Seine Romidee wurzelt in der Rückbesinnung auf eine ideale Urzeit, die es in einer Zeitenwende zuerneuern gilt. Ihre Erwartung erscheint als
- Heilbringer-Idee, geknüpft an ersehnte Geburt eines Heilandkindes (Verg.ecl.4);
- Idee von der Wiederkehr des Goldenen Zeitalters (Georg. und Aen.), in dem die Menschen unter der Herrschaft des Saturnus in der Fülle des Glücks gelebt hatten.

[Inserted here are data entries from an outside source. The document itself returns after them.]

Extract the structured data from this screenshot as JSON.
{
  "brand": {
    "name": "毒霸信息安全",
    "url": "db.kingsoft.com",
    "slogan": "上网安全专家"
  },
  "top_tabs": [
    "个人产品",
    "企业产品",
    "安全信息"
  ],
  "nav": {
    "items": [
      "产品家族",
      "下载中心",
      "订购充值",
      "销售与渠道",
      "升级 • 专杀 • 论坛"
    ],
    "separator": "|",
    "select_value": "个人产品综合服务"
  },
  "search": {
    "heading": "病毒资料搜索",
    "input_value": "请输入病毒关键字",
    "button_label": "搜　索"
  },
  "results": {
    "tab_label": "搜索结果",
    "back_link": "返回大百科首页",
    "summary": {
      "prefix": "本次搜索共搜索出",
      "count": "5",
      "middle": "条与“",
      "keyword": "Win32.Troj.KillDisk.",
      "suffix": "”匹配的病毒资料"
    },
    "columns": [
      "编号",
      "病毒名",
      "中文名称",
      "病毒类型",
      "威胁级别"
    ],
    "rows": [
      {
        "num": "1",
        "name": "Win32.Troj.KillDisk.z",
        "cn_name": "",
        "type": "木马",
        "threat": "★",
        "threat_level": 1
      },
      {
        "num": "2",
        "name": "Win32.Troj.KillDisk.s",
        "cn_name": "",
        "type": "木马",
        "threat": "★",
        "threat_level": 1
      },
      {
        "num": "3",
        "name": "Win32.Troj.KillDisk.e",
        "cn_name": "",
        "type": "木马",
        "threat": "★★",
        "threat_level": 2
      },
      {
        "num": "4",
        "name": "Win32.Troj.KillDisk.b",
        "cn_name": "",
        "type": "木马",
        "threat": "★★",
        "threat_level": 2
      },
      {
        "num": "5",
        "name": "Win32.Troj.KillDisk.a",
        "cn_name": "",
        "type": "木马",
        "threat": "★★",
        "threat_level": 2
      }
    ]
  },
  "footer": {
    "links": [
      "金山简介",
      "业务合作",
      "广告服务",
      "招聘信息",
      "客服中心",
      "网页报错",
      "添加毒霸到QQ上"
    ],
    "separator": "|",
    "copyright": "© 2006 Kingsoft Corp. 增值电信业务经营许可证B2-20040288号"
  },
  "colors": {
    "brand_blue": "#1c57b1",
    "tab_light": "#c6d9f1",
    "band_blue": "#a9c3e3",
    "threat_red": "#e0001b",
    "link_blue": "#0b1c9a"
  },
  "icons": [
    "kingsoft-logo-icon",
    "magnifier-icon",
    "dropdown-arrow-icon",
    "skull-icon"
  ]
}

Octavians Sieg 31 v.Chr. bei Actium gilt als Sieg des Westens über den durch Antonius und Cleopatra verkörperten Orient. Dies führt zu einer Konzentration der Staatsidee auf Rom und auf Octavianus Augustus (Staatsidee --> Romidee --> Kaiseridee),
Dies kommt am sinnfälligsten in der Aeneis zum Ausdruck:
"Rom ist der eigentliche Held des Gedichts,
seine Geschichte, der teleologische Zusammenhang zwischen Urzeit
und Gegnewart des Dichters der eigentliche Gegenstand; die ganze
römische Geschichte aber strebt auf das Rom des Augustus
hin." (Klingner, 652)
Die junge Kirche lehnte Rom zunächst als Inbegriff der bösen Mächte ab. Rom übernahm die Rolle, die einst Babylon im Gegensatz zu Jerusalem gespielt hatte (Babylon-Motiv). Das apokalyptische Negativbild hellte sich erst allmählich auf, am Ende steht die Assimilation der traditionellen Romidee durch das Christentum. Als Ausgangspunkt kann der von den Evangelien konstatierte Synchronismus Augustus - Jesus Christus gelten.
- Tertullian fordert bereits dazu auf, für das dem Strafgericht verfallene "Babylon" zu beten.
- Laktanz nennt Rom das "Augenlicht der Welt"(Klingner, 656)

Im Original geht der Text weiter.